Important Note on Normal Values
Double Marker Test biochemical results do not have absolute normal ranges. Results are interpreted only as Multiples of the Median (MoM), adjusted for:
• Gestational age
• Maternal age and weight
• Ethnicity
• Smoking status
• Mode of conception
Factors Affecting Test Accuracy
• Accurate dating of pregnancy
• Maternal age
• Maternal weight
• Multiple pregnancy
• Assisted reproductive techniques (IVF)
• Timing of blood sampling and NT scan
Double Marker Test in Twin Pregnancy
In twin pregnancies, serum marker interpretation is limited but can be done. Risk assessment relies primarily on NT measurement and chorionicity.
Individualised counselling is essential.
How Accurate is the Test?
When combined with good NT scan :
• Detection rate for Down syndrome: approximately 90-95%
• False-positive rate: approximately 5%
The test remains a screening test and is not diagnostic.
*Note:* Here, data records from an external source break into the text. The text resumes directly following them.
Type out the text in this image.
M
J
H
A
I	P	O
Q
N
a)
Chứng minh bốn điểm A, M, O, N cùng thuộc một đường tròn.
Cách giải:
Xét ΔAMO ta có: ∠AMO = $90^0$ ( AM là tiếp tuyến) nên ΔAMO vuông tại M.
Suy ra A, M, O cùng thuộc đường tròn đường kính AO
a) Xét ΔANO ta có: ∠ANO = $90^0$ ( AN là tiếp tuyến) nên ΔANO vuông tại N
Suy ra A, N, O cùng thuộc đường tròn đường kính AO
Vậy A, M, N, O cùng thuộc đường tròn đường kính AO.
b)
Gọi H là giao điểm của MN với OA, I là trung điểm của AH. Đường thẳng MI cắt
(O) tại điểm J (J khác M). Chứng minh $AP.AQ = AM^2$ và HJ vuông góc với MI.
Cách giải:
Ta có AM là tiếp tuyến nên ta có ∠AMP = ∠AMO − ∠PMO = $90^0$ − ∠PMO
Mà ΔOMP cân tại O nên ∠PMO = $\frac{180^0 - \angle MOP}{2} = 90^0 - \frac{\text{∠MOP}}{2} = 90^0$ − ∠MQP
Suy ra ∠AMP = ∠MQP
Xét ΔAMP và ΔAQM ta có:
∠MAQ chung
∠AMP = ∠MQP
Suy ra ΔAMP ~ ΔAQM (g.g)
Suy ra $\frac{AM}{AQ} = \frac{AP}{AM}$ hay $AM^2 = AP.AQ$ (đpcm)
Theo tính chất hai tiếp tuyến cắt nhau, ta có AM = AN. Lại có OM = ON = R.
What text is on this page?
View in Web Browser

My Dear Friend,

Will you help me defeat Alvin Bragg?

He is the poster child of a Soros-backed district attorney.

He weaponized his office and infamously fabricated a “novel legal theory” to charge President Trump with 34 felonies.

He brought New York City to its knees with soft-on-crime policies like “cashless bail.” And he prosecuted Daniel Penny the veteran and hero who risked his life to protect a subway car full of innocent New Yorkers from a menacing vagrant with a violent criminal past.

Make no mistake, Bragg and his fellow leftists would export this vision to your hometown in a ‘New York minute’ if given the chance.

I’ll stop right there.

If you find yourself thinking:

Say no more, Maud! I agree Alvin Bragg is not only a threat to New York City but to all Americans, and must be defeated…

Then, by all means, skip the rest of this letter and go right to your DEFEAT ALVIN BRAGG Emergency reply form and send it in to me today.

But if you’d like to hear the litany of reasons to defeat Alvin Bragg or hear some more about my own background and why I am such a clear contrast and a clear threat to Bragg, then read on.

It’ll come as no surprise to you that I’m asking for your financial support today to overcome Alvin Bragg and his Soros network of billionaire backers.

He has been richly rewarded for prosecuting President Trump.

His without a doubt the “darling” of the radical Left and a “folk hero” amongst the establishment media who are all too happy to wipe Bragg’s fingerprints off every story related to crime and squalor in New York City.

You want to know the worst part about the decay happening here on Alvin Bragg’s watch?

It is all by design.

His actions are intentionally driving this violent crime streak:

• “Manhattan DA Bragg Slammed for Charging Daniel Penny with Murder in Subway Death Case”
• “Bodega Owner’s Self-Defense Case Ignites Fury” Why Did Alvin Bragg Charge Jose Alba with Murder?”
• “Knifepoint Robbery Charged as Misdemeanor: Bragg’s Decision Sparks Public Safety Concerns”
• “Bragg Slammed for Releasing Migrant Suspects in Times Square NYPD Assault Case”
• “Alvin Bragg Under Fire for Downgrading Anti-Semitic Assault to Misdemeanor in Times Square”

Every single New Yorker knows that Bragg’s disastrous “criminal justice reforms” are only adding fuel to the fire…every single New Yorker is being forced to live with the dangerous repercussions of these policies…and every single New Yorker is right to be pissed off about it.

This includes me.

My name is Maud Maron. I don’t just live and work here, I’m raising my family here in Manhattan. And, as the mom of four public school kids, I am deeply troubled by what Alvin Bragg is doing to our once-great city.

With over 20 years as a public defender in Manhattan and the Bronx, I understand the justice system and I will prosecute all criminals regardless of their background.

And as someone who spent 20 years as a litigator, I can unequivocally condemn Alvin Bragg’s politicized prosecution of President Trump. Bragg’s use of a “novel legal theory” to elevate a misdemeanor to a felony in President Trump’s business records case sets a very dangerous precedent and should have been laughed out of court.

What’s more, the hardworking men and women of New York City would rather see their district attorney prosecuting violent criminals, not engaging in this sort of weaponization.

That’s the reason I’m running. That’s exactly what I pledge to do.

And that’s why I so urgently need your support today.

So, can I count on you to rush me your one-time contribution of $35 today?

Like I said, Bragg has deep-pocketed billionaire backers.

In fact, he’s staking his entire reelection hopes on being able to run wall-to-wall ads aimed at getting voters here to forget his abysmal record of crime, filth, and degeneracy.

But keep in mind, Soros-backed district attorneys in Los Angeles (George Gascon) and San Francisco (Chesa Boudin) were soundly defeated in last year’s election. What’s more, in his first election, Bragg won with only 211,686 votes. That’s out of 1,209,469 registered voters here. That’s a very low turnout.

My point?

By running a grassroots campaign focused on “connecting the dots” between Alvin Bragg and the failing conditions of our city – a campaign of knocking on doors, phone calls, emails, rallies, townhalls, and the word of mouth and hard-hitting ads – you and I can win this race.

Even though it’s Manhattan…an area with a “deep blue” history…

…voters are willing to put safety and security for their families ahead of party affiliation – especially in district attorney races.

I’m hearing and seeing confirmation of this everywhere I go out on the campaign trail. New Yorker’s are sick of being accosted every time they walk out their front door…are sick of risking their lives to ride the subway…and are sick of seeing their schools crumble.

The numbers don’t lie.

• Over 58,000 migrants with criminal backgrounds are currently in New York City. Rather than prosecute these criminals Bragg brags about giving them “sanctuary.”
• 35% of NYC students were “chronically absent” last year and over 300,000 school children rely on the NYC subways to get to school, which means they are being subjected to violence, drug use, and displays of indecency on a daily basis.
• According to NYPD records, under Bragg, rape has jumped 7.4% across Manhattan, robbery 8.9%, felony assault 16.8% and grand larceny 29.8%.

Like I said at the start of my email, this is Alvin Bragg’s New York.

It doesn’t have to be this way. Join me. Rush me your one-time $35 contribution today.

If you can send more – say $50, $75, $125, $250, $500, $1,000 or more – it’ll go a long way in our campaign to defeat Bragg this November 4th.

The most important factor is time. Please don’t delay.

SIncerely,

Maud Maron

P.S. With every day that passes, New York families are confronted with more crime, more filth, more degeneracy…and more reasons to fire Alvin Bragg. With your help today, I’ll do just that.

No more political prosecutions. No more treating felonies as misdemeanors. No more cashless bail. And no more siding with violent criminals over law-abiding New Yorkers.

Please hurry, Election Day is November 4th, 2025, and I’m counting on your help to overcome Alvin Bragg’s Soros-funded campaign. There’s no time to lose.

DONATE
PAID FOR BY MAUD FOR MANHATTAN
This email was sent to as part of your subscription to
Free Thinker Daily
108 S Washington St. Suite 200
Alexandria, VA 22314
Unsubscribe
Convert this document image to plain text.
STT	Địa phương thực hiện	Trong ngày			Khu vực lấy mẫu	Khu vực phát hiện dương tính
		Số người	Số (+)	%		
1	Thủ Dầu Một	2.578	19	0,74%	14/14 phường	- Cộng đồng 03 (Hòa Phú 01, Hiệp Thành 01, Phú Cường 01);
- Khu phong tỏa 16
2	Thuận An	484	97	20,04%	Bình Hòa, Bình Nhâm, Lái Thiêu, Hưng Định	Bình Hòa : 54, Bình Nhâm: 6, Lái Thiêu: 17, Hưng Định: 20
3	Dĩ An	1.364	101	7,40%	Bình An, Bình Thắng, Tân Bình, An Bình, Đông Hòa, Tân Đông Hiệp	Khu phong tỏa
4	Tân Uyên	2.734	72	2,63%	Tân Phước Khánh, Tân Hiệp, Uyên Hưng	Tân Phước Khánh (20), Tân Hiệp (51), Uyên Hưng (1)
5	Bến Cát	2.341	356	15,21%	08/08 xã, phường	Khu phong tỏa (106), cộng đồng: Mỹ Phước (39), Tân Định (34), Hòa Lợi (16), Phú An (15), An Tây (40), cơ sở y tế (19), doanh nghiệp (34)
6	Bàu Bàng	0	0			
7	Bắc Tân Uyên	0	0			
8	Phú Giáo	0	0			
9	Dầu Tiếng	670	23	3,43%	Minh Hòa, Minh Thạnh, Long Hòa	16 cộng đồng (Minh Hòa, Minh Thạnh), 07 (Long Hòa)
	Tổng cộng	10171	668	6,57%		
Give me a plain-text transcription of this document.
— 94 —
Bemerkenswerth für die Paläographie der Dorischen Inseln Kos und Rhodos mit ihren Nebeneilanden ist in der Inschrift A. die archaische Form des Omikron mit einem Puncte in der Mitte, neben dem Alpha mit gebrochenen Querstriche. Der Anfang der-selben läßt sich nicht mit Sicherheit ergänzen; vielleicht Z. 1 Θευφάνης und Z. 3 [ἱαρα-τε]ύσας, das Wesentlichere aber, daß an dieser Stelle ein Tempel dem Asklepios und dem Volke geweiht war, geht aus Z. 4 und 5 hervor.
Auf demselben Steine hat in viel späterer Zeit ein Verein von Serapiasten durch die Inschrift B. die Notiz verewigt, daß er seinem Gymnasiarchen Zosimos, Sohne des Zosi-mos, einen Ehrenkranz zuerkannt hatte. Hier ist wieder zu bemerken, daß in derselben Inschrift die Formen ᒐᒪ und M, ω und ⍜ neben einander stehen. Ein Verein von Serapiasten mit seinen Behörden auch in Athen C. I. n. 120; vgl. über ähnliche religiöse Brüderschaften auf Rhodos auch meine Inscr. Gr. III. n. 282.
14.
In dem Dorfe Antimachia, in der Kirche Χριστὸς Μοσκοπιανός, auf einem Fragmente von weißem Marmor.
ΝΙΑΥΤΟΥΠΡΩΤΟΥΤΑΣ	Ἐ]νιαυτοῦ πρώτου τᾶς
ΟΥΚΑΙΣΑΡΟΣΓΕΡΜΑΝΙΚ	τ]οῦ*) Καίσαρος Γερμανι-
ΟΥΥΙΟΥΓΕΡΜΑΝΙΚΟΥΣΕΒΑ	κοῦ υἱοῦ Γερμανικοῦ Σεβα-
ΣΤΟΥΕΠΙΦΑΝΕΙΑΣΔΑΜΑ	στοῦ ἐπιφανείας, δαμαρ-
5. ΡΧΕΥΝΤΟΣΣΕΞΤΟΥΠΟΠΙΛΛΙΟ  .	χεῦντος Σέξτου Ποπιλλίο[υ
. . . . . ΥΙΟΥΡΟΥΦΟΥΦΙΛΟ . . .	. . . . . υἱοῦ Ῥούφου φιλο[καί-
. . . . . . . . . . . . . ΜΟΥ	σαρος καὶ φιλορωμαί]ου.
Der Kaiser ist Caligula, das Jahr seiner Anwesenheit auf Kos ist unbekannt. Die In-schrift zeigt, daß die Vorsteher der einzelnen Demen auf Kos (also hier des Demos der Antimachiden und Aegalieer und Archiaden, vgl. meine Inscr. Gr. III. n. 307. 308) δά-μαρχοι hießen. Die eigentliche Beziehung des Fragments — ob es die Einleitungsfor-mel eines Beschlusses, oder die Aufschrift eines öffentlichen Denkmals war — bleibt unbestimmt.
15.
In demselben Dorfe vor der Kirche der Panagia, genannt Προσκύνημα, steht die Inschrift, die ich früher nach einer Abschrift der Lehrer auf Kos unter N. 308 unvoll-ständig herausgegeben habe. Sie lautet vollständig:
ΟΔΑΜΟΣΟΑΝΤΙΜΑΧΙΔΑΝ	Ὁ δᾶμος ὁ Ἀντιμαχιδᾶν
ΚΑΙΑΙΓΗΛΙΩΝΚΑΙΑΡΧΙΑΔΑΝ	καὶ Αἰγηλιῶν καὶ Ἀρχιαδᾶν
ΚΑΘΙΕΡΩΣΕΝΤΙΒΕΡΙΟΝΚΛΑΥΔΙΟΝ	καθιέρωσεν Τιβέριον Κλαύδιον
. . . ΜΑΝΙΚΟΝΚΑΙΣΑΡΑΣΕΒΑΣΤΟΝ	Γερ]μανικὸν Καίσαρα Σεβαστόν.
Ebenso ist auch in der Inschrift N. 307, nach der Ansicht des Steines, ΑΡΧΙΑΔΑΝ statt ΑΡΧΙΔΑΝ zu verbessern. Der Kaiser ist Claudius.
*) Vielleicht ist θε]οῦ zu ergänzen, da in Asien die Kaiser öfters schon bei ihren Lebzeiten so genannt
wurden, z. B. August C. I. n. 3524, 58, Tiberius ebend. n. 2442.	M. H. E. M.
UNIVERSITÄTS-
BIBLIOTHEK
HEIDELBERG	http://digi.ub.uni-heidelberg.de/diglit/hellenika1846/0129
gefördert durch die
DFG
Double Marker Test vs NIPT
Double Marker Test:
• First-trimester screening
• Lower cost
• Moderate detection rate
NIPT:
• Cell-free fetal DNA test
• Higher accuracy (>99% for Trisomy 21)
• Still a screening test, not diagnostic
Is the Double Marker Test Safe?
Yes. The test is non-invasive and poses no risk to the mother or fetus.
Mandatory Disclaimer
The Double Marker Test is a screening test, not a diagnostic test. A high-risk result does not confirm a chromosomal abnormality. Diagnostic procedures such as CVS or amniocentesis are required for confirmation.
Short Summary
The Double Marker Test is a first-trimester blood screening test performed between 9 and 13+6 weeks of pregnancy. It forms part of the First-Trimester Combined Screening when interpreted along with a nuchal translucency (NT) ultrasound and maternal factors. The test assesses the risk of common chromosomal conditions such as Down syndrome (Trisomy 21) and Edwards syndrome (Trisomy 18). It is a screening test, not a diagnostic test, and helps guide further prenatal care and testing decisions.
Frequently Asked Questions
Is the Double Marker Test compulsory?
No. It is optional but recommended as part of first-trimester screening.
Do I need to fast before the test?
No fasting is required.
Does a low-risk result guarantee a normal baby?
No. It significantly reduces risk but does not eliminate it completely.
What happens if my result is high risk?
Your doctor will discuss further screening or diagnostic options.
Can I choose NIPT instead of Double Marker?
Yes. This can be decided after counselling.